Automatically Augmenting GitHub Issues with Informative User Reviews
Development teams for mobile applications can receive thousands of user reviews daily. At the same time, these developers use different communication channels, such as the GitHub issue tracker. Although GitHub issues are accessible and manageable for developers, their content often differs starkly from what users write in app reviews. Issues may lack steps to reproduce bugs or insights that justify the priority of new feature requests. The sheer volume of user reviews for a popular app, combined with their heterogeneity and varying quality, makes manual integration into issue trackers unfeasible.

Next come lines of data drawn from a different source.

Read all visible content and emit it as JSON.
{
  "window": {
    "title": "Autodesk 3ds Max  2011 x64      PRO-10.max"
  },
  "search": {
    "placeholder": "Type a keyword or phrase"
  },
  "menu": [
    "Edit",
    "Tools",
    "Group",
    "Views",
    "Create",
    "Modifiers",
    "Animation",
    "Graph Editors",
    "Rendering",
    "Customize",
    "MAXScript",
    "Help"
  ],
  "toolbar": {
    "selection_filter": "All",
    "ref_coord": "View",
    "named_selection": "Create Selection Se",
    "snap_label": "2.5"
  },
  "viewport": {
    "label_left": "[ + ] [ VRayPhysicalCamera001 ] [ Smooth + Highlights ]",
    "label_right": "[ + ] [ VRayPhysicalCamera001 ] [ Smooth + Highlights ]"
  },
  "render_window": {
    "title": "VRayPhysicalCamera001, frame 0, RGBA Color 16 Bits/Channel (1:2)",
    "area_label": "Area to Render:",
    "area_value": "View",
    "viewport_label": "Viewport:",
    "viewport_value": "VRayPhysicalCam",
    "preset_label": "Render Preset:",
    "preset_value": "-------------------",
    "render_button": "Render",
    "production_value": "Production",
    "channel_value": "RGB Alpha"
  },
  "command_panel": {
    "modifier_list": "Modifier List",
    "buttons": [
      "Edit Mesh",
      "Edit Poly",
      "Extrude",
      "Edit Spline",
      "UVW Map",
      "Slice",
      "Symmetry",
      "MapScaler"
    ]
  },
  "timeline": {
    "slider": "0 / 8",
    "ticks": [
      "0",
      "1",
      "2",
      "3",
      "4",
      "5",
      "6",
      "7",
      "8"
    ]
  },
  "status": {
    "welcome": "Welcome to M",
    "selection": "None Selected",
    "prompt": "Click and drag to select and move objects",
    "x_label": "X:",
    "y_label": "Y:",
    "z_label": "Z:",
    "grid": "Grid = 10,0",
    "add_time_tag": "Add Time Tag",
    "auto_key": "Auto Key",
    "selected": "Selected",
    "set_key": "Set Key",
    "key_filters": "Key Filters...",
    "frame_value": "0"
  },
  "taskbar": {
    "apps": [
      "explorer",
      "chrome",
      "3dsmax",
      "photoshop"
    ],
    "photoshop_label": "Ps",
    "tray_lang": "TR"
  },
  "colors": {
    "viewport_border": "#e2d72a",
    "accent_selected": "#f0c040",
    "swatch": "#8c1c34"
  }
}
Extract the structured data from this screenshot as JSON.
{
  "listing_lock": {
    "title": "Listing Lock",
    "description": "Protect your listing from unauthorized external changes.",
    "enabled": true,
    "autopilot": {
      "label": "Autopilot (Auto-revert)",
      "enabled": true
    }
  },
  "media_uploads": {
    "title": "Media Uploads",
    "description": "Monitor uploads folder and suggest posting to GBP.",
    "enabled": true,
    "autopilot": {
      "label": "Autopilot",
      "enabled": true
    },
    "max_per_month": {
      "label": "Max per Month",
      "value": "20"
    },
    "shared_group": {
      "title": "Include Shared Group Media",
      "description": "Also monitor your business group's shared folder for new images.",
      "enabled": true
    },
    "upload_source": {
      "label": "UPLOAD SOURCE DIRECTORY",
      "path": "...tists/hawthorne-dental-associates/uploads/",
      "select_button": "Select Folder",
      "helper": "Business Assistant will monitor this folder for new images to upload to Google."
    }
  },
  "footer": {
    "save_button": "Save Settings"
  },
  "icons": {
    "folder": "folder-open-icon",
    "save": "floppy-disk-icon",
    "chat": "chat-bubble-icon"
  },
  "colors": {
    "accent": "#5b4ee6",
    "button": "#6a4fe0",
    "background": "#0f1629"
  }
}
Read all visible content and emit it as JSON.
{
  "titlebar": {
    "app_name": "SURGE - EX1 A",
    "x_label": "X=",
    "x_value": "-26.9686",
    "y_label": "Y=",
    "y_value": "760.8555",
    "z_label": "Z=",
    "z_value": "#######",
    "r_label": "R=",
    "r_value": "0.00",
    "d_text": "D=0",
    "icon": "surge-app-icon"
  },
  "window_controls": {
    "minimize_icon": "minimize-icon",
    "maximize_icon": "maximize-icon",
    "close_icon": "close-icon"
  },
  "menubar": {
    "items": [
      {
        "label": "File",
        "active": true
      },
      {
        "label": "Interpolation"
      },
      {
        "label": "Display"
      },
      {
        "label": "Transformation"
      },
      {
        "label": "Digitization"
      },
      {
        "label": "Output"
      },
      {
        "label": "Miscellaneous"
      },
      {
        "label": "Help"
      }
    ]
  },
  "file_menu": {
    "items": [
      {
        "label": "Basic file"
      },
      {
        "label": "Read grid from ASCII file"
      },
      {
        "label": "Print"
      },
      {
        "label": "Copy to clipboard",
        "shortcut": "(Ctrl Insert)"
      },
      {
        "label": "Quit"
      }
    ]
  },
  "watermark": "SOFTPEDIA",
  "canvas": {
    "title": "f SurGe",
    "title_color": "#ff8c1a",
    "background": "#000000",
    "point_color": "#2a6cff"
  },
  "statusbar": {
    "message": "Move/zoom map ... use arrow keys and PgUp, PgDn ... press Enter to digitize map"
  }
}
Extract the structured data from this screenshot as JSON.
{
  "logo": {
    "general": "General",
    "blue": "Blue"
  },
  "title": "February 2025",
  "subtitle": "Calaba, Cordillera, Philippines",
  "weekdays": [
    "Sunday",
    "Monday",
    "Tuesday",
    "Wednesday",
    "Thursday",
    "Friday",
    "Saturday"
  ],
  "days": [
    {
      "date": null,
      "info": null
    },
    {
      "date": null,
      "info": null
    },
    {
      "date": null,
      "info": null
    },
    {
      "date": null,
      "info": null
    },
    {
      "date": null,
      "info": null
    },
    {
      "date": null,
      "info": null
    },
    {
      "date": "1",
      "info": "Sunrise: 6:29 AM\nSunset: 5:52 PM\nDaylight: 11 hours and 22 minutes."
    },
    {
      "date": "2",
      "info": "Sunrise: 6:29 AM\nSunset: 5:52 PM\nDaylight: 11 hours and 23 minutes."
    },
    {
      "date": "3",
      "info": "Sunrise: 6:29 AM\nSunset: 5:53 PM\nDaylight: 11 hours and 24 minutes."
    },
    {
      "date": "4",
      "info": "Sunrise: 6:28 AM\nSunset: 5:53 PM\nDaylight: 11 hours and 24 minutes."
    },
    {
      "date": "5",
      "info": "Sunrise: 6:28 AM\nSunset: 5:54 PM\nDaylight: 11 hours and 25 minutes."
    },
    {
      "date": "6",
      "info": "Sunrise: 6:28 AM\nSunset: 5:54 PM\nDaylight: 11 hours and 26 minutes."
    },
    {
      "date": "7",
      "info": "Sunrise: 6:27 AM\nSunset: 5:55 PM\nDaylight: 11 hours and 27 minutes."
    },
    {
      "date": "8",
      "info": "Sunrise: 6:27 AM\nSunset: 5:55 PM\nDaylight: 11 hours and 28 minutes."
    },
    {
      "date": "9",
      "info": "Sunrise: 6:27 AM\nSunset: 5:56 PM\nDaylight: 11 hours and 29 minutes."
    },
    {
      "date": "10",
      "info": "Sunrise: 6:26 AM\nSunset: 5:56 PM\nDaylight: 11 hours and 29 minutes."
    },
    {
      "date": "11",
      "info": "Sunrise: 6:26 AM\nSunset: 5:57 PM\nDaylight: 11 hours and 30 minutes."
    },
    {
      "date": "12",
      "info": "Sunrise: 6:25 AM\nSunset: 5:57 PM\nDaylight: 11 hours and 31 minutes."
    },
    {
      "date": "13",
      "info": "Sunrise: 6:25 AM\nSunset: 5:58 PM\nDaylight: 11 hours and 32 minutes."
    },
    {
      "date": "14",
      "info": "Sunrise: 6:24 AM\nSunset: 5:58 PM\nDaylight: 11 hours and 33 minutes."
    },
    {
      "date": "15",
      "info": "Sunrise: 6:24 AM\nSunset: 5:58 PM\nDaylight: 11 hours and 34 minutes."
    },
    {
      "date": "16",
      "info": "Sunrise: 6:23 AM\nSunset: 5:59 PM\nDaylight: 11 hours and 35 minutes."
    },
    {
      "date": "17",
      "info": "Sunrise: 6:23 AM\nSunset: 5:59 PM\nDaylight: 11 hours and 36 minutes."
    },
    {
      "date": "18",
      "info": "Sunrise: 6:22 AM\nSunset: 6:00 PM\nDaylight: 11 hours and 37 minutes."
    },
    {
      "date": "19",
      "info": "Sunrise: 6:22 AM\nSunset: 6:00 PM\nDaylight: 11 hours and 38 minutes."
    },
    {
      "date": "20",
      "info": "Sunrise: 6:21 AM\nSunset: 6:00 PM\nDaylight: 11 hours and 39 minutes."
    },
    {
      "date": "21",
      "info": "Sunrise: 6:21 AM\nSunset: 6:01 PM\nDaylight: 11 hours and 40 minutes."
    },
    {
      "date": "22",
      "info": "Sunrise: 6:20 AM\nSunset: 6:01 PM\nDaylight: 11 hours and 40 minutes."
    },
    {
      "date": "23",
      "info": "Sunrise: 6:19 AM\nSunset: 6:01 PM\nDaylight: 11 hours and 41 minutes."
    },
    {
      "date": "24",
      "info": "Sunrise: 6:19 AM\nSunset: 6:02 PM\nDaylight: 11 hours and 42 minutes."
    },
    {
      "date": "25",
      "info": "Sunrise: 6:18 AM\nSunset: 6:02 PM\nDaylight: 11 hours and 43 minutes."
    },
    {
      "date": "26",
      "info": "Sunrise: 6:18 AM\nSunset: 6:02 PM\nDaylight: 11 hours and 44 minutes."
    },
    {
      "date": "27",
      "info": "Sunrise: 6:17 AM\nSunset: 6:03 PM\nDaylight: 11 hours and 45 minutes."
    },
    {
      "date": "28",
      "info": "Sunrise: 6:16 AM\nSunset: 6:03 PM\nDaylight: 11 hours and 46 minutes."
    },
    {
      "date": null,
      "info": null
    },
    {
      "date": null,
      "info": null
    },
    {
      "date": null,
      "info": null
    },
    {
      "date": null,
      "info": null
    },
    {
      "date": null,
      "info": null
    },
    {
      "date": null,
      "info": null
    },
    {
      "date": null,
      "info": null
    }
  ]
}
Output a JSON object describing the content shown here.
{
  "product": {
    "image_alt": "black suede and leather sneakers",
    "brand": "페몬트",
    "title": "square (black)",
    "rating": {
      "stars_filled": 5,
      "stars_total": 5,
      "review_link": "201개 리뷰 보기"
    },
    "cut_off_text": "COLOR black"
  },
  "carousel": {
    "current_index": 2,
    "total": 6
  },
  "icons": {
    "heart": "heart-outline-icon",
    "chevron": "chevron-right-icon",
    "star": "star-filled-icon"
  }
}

We present an approach that automatically augments GitHub issues with informative user reviews to bridge the gap between user feedback and developer-managed issues. Using a state-of-the-art large language model (LLM), our approach automatically retrieves user reviews with high semantic textual similarity (STS) to the issue content and suggests reviews that augment developers’ understanding of the issue. In this paper, we present large-scale quantitative and qualitative analyses to assess the feasibility of enriching development workflows with user-written information. Using over 37,000 issues and 750,000 reviews from 19 popular Free/Libre/Open Source Software (FLOSS) mobile applications, our approach augments 3,017 (8%) issues with 7,287 (1%) potentially informative reviews. In addition to providing insights into user-reported bugs and feature requests, the information from these matches points toward a novel and promising way to leverage user reviews for concerted app evolution.